Two years ago, Arentz and her husband purchased the century-old Chester River Inn. Located five minutes away from Hemingway's, it houses Decoys, a cozy restaurant downstairs and a catering facility upstairs. Shortly, the Arentzes plan to merge some operations. The Chester River Inn will host most of the catered events---weddings, galas and parties while Hemingway's will continue to be a restaurant venue.

Arentz met her husband, a Pittsburgh businessman, when he eased his 50-foot Hatteras into the marina adjoining the restaurant. Along with the restaurants, Steve Arentz also runs his own human resource development company. He jokingly claims he married Arentz so she would cover his bar tab---she rolls her eyes at the suggestion.

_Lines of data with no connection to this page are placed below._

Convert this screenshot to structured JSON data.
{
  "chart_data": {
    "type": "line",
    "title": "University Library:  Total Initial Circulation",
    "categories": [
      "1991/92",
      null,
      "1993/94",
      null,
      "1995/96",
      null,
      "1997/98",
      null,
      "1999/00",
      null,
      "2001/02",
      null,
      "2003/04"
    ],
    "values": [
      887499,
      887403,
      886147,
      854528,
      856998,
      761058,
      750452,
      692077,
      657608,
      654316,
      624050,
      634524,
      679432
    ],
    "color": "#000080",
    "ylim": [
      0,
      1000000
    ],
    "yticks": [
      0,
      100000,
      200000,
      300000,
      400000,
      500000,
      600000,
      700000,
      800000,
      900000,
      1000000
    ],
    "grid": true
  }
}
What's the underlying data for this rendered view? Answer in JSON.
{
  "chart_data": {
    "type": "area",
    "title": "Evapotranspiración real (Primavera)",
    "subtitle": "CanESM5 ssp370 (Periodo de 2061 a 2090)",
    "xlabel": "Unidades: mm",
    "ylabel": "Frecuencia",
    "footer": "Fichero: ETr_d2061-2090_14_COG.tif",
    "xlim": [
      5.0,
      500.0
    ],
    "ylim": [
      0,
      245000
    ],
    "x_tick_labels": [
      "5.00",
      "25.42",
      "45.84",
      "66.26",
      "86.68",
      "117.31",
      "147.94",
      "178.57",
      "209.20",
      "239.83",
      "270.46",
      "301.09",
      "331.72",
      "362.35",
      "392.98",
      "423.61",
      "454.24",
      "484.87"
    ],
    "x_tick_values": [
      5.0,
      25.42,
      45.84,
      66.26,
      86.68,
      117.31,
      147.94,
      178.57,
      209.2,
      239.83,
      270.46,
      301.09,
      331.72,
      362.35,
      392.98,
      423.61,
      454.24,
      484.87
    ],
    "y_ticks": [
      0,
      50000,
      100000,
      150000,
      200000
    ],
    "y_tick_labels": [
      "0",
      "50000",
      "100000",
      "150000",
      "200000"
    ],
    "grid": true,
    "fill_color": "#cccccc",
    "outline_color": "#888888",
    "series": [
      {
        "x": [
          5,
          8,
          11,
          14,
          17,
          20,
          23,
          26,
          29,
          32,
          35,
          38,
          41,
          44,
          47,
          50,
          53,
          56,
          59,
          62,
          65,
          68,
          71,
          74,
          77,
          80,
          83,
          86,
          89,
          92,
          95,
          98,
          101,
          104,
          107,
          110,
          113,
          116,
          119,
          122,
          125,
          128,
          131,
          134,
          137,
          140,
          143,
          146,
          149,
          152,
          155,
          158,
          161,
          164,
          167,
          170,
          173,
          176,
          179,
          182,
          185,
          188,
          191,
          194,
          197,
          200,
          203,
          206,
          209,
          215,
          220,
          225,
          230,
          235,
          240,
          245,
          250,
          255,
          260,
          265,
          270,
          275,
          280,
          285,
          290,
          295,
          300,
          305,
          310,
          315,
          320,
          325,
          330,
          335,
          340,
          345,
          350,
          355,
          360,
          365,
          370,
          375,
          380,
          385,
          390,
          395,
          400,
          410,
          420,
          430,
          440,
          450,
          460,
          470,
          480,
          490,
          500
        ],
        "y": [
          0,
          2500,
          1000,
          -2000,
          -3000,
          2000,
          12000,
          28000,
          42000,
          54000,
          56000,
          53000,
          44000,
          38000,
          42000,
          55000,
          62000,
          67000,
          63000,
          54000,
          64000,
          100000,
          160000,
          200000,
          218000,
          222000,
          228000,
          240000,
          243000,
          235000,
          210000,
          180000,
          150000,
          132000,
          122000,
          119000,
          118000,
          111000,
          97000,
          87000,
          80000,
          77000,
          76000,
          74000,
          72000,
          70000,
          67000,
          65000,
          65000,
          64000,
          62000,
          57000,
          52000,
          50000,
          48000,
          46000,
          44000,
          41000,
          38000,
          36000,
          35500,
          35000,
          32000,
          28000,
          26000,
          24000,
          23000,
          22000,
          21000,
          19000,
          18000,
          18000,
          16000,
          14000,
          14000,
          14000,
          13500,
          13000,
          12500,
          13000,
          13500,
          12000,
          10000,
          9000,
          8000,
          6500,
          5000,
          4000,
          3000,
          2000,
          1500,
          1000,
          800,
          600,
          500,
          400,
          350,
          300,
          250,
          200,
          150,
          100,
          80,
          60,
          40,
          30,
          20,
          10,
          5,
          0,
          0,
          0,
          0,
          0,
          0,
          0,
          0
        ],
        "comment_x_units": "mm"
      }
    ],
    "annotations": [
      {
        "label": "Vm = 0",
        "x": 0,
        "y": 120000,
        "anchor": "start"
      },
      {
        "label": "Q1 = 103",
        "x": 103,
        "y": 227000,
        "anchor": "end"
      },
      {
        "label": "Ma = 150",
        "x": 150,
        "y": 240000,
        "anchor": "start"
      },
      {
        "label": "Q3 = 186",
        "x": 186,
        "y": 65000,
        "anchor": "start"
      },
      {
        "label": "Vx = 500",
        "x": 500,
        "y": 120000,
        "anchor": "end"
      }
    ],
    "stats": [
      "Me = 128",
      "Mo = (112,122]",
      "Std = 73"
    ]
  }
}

In addition to managing Hemingway's, Lola's Tropical Bar & Grill (a fun, casual restaurant downstairs at Hemingway's featuring great bands all summer), Chester River Inn and Decoys, Arentz is a member of the board of directors of Chesapeake College. Through her restaurants, she helps support the local arts community and a number of charities such as the Hospice of Queen Anne's County. She's also involved in Bay conservation projects.

At the end of the day when the sun dances on the bridge before it slides below the Bay, is Arentz toasting the sunset? "I'm hopefully at home tucking my children into bed---and loving every minute!"